The vocal sounds burdened by the pressure of the instruments in “Shadow Man,” but I don’t get the feeling that this was an unintended result by any means. There’s nothing about the construction of this extended play that would suggest anything other than meticulousness from the start of recording to the final mixing session, and despite a couple of rough edges that force some startlingly unpredictable feelings to the surface, it’s the oddities contained in this record that make it such a difficult piece to put down. Jaye Madison isn’t for cookie-cutter country fans per se, but instead, the discriminating audiophile jonesing for something original.

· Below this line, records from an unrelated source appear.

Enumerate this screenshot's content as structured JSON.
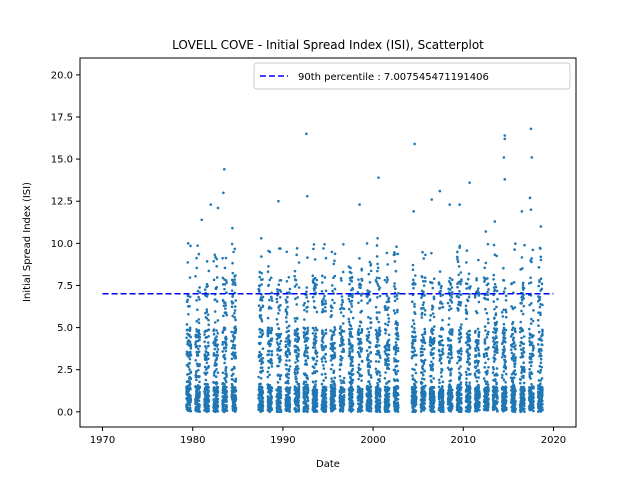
{
  "chart_data": {
    "type": "scatter",
    "title": "LOVELL COVE - Initial Spread Index (ISI), Scatterplot",
    "xlabel": "Date",
    "ylabel": "Initial Spread Index (ISI)",
    "xlim": [
      1967.5,
      2022.5
    ],
    "ylim": [
      -0.9,
      21.0
    ],
    "x_ticks": [
      1970,
      1980,
      1990,
      2000,
      2010,
      2020
    ],
    "x_tick_labels": [
      "1970",
      "1980",
      "1990",
      "2000",
      "2010",
      "2020"
    ],
    "y_ticks": [
      0.0,
      2.5,
      5.0,
      7.5,
      10.0,
      12.5,
      15.0,
      17.5,
      20.0
    ],
    "y_tick_labels": [
      "0.0",
      "2.5",
      "5.0",
      "7.5",
      "10.0",
      "12.5",
      "15.0",
      "17.5",
      "20.0"
    ],
    "grid": false,
    "legend_position": "top-right",
    "marker_color": "#1f77b4",
    "reference_line": {
      "label": "90th percentile : 7.007545471191406",
      "y": 7.007545471191406,
      "x_range": [
        1970,
        2020
      ],
      "color": "#0000ff",
      "style": "dashed"
    },
    "season_ranges": [
      [
        1979.3,
        1979.8
      ],
      [
        1980.3,
        1980.8
      ],
      [
        1981.3,
        1981.8
      ],
      [
        1982.3,
        1982.8
      ],
      [
        1983.3,
        1983.8
      ],
      [
        1984.3,
        1984.8
      ],
      [
        1987.3,
        1987.8
      ],
      [
        1988.3,
        1988.8
      ],
      [
        1989.3,
        1989.8
      ],
      [
        1990.3,
        1990.8
      ],
      [
        1991.3,
        1991.8
      ],
      [
        1992.3,
        1992.8
      ],
      [
        1993.3,
        1993.8
      ],
      [
        1994.3,
        1994.8
      ],
      [
        1995.3,
        1995.8
      ],
      [
        1996.3,
        1996.8
      ],
      [
        1997.3,
        1997.8
      ],
      [
        1998.3,
        1998.8
      ],
      [
        1999.3,
        1999.8
      ],
      [
        2000.3,
        2000.8
      ],
      [
        2001.3,
        2001.8
      ],
      [
        2002.3,
        2002.8
      ],
      [
        2004.3,
        2004.8
      ],
      [
        2005.3,
        2005.8
      ],
      [
        2006.3,
        2006.8
      ],
      [
        2007.3,
        2007.8
      ],
      [
        2008.3,
        2008.8
      ],
      [
        2009.3,
        2009.8
      ],
      [
        2010.3,
        2010.8
      ],
      [
        2011.3,
        2011.8
      ],
      [
        2012.3,
        2012.8
      ],
      [
        2013.3,
        2013.8
      ],
      [
        2014.3,
        2014.8
      ],
      [
        2015.3,
        2015.8
      ],
      [
        2016.3,
        2016.8
      ],
      [
        2017.3,
        2017.8
      ],
      [
        2018.3,
        2018.8
      ]
    ],
    "points_notable": [
      {
        "x": 1979.5,
        "y": 10.0
      },
      {
        "x": 1981.0,
        "y": 11.4
      },
      {
        "x": 1982.0,
        "y": 12.3
      },
      {
        "x": 1982.8,
        "y": 12.1
      },
      {
        "x": 1983.5,
        "y": 14.4
      },
      {
        "x": 1983.4,
        "y": 13.0
      },
      {
        "x": 1984.4,
        "y": 10.9
      },
      {
        "x": 1987.6,
        "y": 10.3
      },
      {
        "x": 1989.5,
        "y": 12.5
      },
      {
        "x": 1992.6,
        "y": 16.5
      },
      {
        "x": 1992.7,
        "y": 12.8
      },
      {
        "x": 1994.5,
        "y": 9.7
      },
      {
        "x": 1998.5,
        "y": 12.3
      },
      {
        "x": 2000.6,
        "y": 13.9
      },
      {
        "x": 2000.5,
        "y": 10.3
      },
      {
        "x": 2002.6,
        "y": 9.8
      },
      {
        "x": 2004.6,
        "y": 15.9
      },
      {
        "x": 2004.5,
        "y": 11.9
      },
      {
        "x": 2006.5,
        "y": 12.6
      },
      {
        "x": 2007.4,
        "y": 13.1
      },
      {
        "x": 2008.5,
        "y": 12.3
      },
      {
        "x": 2009.6,
        "y": 12.3
      },
      {
        "x": 2010.7,
        "y": 13.6
      },
      {
        "x": 2012.5,
        "y": 10.7
      },
      {
        "x": 2013.5,
        "y": 11.3
      },
      {
        "x": 2014.6,
        "y": 16.4
      },
      {
        "x": 2014.6,
        "y": 16.2
      },
      {
        "x": 2014.5,
        "y": 15.1
      },
      {
        "x": 2014.6,
        "y": 13.8
      },
      {
        "x": 2016.5,
        "y": 11.9
      },
      {
        "x": 2017.5,
        "y": 16.8
      },
      {
        "x": 2017.6,
        "y": 15.1
      },
      {
        "x": 2017.4,
        "y": 12.7
      },
      {
        "x": 2017.5,
        "y": 12.0
      },
      {
        "x": 2018.6,
        "y": 11.0
      },
      {
        "x": 2018.6,
        "y": 9.2
      }
    ]
  }
}
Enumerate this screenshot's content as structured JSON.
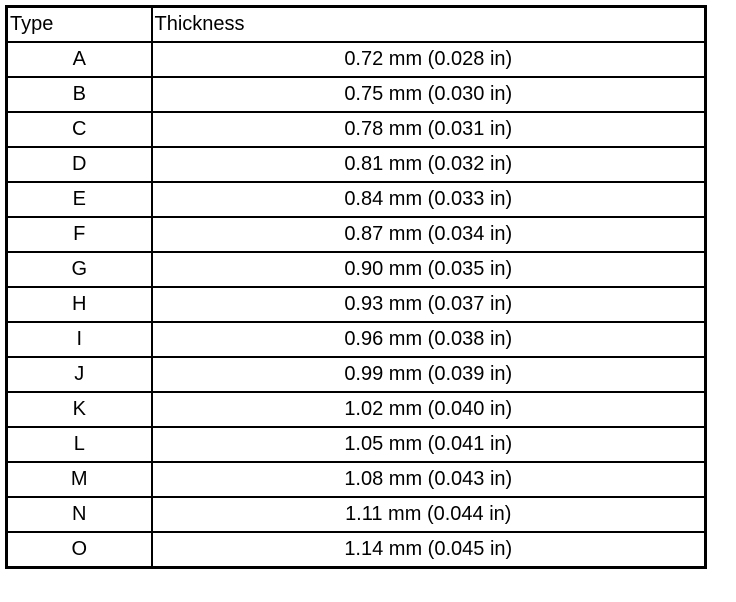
{
  "table": {
    "header": [
      "Type",
      "Thickness"
    ],
    "rows": [
      [
        "A",
        "0.72 mm (0.028 in)"
      ],
      [
        "B",
        "0.75 mm (0.030 in)"
      ],
      [
        "C",
        "0.78 mm (0.031 in)"
      ],
      [
        "D",
        "0.81 mm (0.032 in)"
      ],
      [
        "E",
        "0.84 mm (0.033 in)"
      ],
      [
        "F",
        "0.87 mm (0.034 in)"
      ],
      [
        "G",
        "0.90 mm (0.035 in)"
      ],
      [
        "H",
        "0.93 mm (0.037 in)"
      ],
      [
        "I",
        "0.96 mm (0.038 in)"
      ],
      [
        "J",
        "0.99 mm (0.039 in)"
      ],
      [
        "K",
        "1.02 mm (0.040 in)"
      ],
      [
        "L",
        "1.05 mm (0.041 in)"
      ],
      [
        "M",
        "1.08 mm (0.043 in)"
      ],
      [
        "N",
        "1.11 mm (0.044 in)"
      ],
      [
        "O",
        "1.14 mm (0.045 in)"
      ]
    ]
  }
}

While the way MIRЯOR: Framework was produced would initially have most believing that introducing insularity to the music through the mastering was of paramount importance to the artists, I don’t know that this was any more of a goal for Jaye Madison than simply making something outside-the-box in general was. The smothering tonality of the instruments is admittedly inescapable, but it has something to present us with in songs like “Devil I Know” and “In the Grey” that words couldn’t account for on their own. Every part of the music is communicating something to the listener, and not just reinforcing a feeling of cinematic luster in the material.
DOWNLOAD LINK: https://stem.ffm.to/mirrorframework
MIRЯOR: Framework is quite the curious hybrid of American folk, gentle pop, and straightforward indie country with a rock undertow, and though it’s on the quirkier end of the spectrum, I believe it has something that few other alternative EPs are sporting in 2023. The unique bones and cosmetic finish in this record alone would make it a treat for music enthusiasts everywhere this spring, but coupled with the quality of the music itself, Jaye Madison’s latest release isn’t just their best — it’s their most literate and full-bodied country offering to date.